• U.S. agricultural exports to China fell 39% year-over-year in the most recent quarter, with the country dropping to the third-largest market for American farmers.
  • Retaliatory tariffs and a broader contraction in Chinese import demand are driving the sharp decline, echoing the 2018-2019 trade war.
  • The situation places significant financial strain on U.S. farmers and contributes to projections of a record agricultural trade deficit for 2025.

A Deepening Trade Rift

China has significantly curtailed its purchases of U.S. agricultural products, with exports plummeting by 39% between June 2024 and June 2025. The downturn, driven by escalating trade tensions and retaliatory tariffs, has seen China fall behind Mexico to become the third-largest market for American farmers. The most affected commodities include soybeans—historically the largest U.S. export to China—along with corn, beef, and cotton.

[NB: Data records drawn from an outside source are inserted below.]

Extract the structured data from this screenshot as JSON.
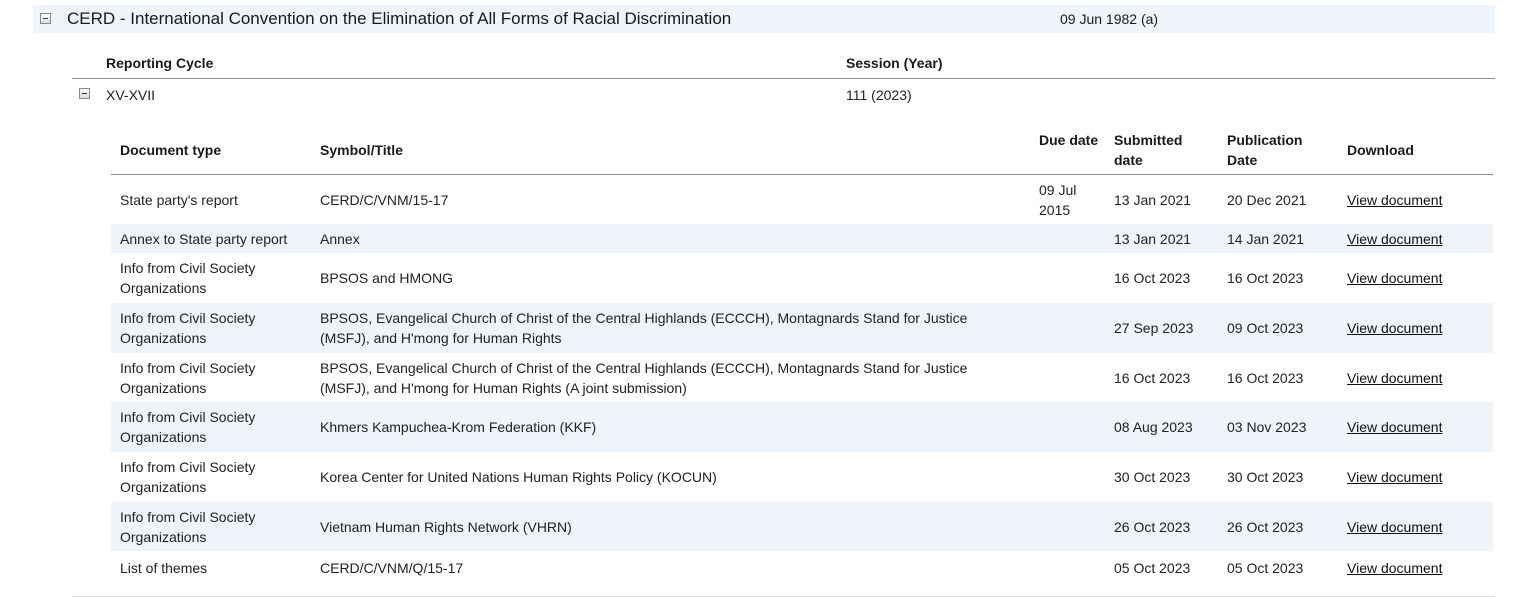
{
  "treaty": {
    "title": "CERD - International Convention on the Elimination of All Forms of Racial Discrimination",
    "date": "09 Jun 1982 (a)"
  },
  "cycle_table": {
    "headers": {
      "cycle": "Reporting Cycle",
      "session": "Session (Year)"
    },
    "row": {
      "cycle": "XV-XVII",
      "session": "111 (2023)"
    }
  },
  "doc_table": {
    "headers": {
      "type": "Document type",
      "symbol": "Symbol/Title",
      "due": "Due date",
      "submitted": "Submitted date",
      "publication": "Publication Date",
      "download": "Download"
    },
    "rows": [
      {
        "type": "State party's report",
        "symbol": "CERD/C/VNM/15-17",
        "due": "09 Jul 2015",
        "submitted": "13 Jan 2021",
        "publication": "20 Dec 2021",
        "download": "View document"
      },
      {
        "type": "Annex to State party report",
        "symbol": "Annex",
        "due": "",
        "submitted": "13 Jan 2021",
        "publication": "14 Jan 2021",
        "download": "View document"
      },
      {
        "type": "Info from Civil Society Organizations",
        "symbol": "BPSOS and HMONG",
        "due": "",
        "submitted": "16 Oct 2023",
        "publication": "16 Oct 2023",
        "download": "View document"
      },
      {
        "type": "Info from Civil Society Organizations",
        "symbol": "BPSOS, Evangelical Church of Christ of the Central Highlands (ECCCH), Montagnards Stand for Justice (MSFJ), and H'mong for Human Rights",
        "due": "",
        "submitted": "27 Sep 2023",
        "publication": "09 Oct 2023",
        "download": "View document"
      },
      {
        "type": "Info from Civil Society Organizations",
        "symbol": "BPSOS, Evangelical Church of Christ of the Central Highlands (ECCCH), Montagnards Stand for Justice (MSFJ), and H'mong for Human Rights (A joint submission)",
        "due": "",
        "submitted": "16 Oct 2023",
        "publication": "16 Oct 2023",
        "download": "View document"
      },
      {
        "type": "Info from Civil Society Organizations",
        "symbol": "Khmers Kampuchea-Krom Federation (KKF)",
        "due": "",
        "submitted": "08 Aug 2023",
        "publication": "03 Nov 2023",
        "download": "View document"
      },
      {
        "type": "Info from Civil Society Organizations",
        "symbol": "Korea Center for United Nations Human Rights Policy (KOCUN)",
        "due": "",
        "submitted": "30 Oct 2023",
        "publication": "30 Oct 2023",
        "download": "View document"
      },
      {
        "type": "Info from Civil Society Organizations",
        "symbol": "Vietnam Human Rights Network (VHRN)",
        "due": "",
        "submitted": "26 Oct 2023",
        "publication": "26 Oct 2023",
        "download": "View document"
      },
      {
        "type": "List of themes",
        "symbol": "CERD/C/VNM/Q/15-17",
        "due": "",
        "submitted": "05 Oct 2023",
        "publication": "05 Oct 2023",
        "download": "View document"
      }
    ]
  }
}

The immediate catalyst was a tariff escalation this past spring, when the U.S. raised levies on Chinese imports to 145%, prompting Beijing to respond with 125% duties on U.S. goods, including key farm products. While an executive order in August 2025 paused further increases, capping tariffs at lower levels, the damage to trade flows had already been done. "We care very much that China has stopped buying our agricultural products," a senior administration official acknowledged this week, highlighting the political sensitivity of the issue in key farming states.

A Shifting Global Marketplace

This withdrawal is not occurring in a vacuum. China's overall agricultural imports are down 18% year-to-date in 2025, a drop of $7.45 billion that represents the sharpest decline among major global importers. Other major suppliers, including Brazil, Argentina, and Canada, have also reported significant sales decreases. However, the U.S. has been disproportionately affected due to the targeted nature of the tariffs and a longer-term shift in global soybean trade flows that has cemented Brazil as China's top supplier.

Total U.S. agricultural exports to China declined by 15% in 2024 to $24.7 billion. Efforts to reach officials at the U.S. Trade Representative's office for comment on the latest figures were not immediately successful. The American Farm Bureau Federation and other rural advocacy groups have voiced urgent concern, warning of threats to farm incomes and local economies dependent on agricultural exports.

An Uncertain Path Forward

The bilateral tariff truce is set to expire in November, creating a cliffhanger for farmers and traders. It remains unclear whether the pause will be extended, lead to renewed negotiations, or result in another escalation. The situation mirrors the 2018-2019 trade war, after which U.S. market share was never fully restored. Analysts warn that structural shifts in Chinese demand, driven by slowing economic growth and efforts toward agricultural self-sufficiency, could permanently alter the trading relationship.

For now, U.S. farmers face a familiar predicament: navigating lost market share and lower prices while hoping for a diplomatic breakthrough. With competition from South America fiercer than ever, regaining a foothold in the Chinese market will be an uphill battle, regardless of the political outcome in the coming months.